Diesen Sieg aber hält Devānampriya für den größten, nämlich den Sieg des moralischen Gesetzes. Dieser Sieg ist dem Devānampriya wiederholt zugefallen, sowohl hier wie bei allen seinen Nachbarn, sogar auf eine Entfernung von 600 Yojanas, wo der Ionier-König Antiochos regiert, und noch über das Reich dieses Antiochos hinaus, wo vier andere Könige regieren, nämlich König Ptolemaios, König Antigonos, König Magas und König Alexander, ebenso nach Süden, wo die Chodas und Pandyas wohnen, ja bis nach Ceylon. Ebenso hier in des Königs eigenem Reich, bei den loniern und Kambojas, bei den Nabhakas und Nabhapanktis, bei den Bhojas und Pitinikyas, bei den Andhras und Paladas. Alle diese Völkerstämme befolgen aufgrund der von Devānampriya gegebenen Belehrung das moralische Gesetz. Sogar solche Herrscher, zu denen die Gesandten Devānampriyas nicht kommen, haben gehört von den moralischen Pflichten, die Devānampriya auf sich genommen hat, von den Verordnungen, von den Belehrungen über das moralische Gesetz, und sie folgen dem moralischen Gesetz oder werden es tun.

Der Sieg aber, der hierdurch überall errungen wird, ist eine Quelle tiefer Befriedigung.
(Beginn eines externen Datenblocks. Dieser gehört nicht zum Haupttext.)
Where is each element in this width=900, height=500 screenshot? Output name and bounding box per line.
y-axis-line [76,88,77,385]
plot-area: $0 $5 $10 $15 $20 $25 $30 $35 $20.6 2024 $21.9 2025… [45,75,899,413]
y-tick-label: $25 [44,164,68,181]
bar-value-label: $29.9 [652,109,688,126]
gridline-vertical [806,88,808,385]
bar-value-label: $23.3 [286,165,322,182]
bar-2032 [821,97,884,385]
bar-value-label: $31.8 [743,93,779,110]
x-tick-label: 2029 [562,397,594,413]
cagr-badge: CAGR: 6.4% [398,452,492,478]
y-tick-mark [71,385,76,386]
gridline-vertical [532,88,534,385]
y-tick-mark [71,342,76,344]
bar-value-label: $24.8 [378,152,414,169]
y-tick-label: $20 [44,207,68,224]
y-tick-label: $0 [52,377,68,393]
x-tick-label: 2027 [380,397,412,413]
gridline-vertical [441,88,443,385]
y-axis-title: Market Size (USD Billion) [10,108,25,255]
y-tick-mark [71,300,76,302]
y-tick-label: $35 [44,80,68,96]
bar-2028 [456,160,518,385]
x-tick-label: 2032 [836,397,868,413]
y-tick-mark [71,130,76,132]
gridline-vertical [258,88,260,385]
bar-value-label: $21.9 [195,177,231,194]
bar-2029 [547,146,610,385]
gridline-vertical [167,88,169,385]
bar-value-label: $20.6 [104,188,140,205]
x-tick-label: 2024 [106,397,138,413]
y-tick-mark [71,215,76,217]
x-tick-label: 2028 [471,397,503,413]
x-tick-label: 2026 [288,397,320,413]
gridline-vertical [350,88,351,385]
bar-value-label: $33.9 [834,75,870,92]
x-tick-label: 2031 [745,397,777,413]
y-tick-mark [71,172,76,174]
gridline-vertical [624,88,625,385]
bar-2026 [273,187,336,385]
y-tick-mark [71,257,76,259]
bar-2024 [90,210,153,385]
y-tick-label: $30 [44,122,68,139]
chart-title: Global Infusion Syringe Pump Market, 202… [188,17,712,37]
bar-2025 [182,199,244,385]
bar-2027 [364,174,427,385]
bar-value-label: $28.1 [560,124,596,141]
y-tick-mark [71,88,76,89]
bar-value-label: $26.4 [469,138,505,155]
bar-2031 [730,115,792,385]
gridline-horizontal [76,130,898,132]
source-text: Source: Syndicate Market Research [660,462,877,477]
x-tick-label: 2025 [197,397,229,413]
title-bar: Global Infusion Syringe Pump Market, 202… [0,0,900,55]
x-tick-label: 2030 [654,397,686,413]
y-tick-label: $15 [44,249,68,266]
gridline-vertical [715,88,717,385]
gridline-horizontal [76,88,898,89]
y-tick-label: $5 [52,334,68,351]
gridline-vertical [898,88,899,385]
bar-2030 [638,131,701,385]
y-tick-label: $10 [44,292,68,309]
Diese Befriedigung - nämlich die Befriedigung über den Sieg des moralischen Gesetzes - ist auch von Bestand. Und doch ist diese Befriedigung von geringer Bedeutung, denn Devānampriya ist der Ansicht, daß allein die Folgen in der anderen Welt von großer Bedeutung sind.

Dieses moralische Edikt wurde hier eingemeißelt, damit meine Söhne und noch die Urenkel, die ich vielleicht haben werde, nicht auf neue Eroberungen sinnen sollen. Werden sie aber wieder in kriegerische Handlungen verwickelt, so sollen sie Freude an milder Sinnesart und leichter Bestrafung haben. Sie sollen den Sieg des moralischen Gesetzes als den einzig wahren Sieg ansehen. Dieser Sieg trägt gute Frucht in dieser Welt und in der anderen Welt. Ihre einzige Freude sei die Freude an der rechten Anstrengung.

Denn ein solches Verhalten trägt gute Frucht in dieser Welt und in der anderen Welt.

14. Felsen-Edikt: Nachwort 

Diese moralischen Edikte ließ der König Devānampriya Priyadārsin einmeißeln, und zwar in abgekürzter Form, in mittlerer und in voller Länge. Denn alles war nicht überall passend. Mein Reich hat nämlich weite Ausdehnung, und es sind schon viele Edikte eingemeißelt worden, und es sollen noch mehr eingemeißelt werden. Einiges aber wurde wieder und wieder gesagt wegen der Schönheit bestimmter Themen und damit die Menschen dementsprechend handeln sollen. In einigen Fällen aber wurden die Edikte unvollständig eingemeißelt, sei es mit Rücksicht auf den zur Verfügung stehenden Platz oder weil der Sinn nicht verstanden wurde oder durch einen Fehler des Schreibers.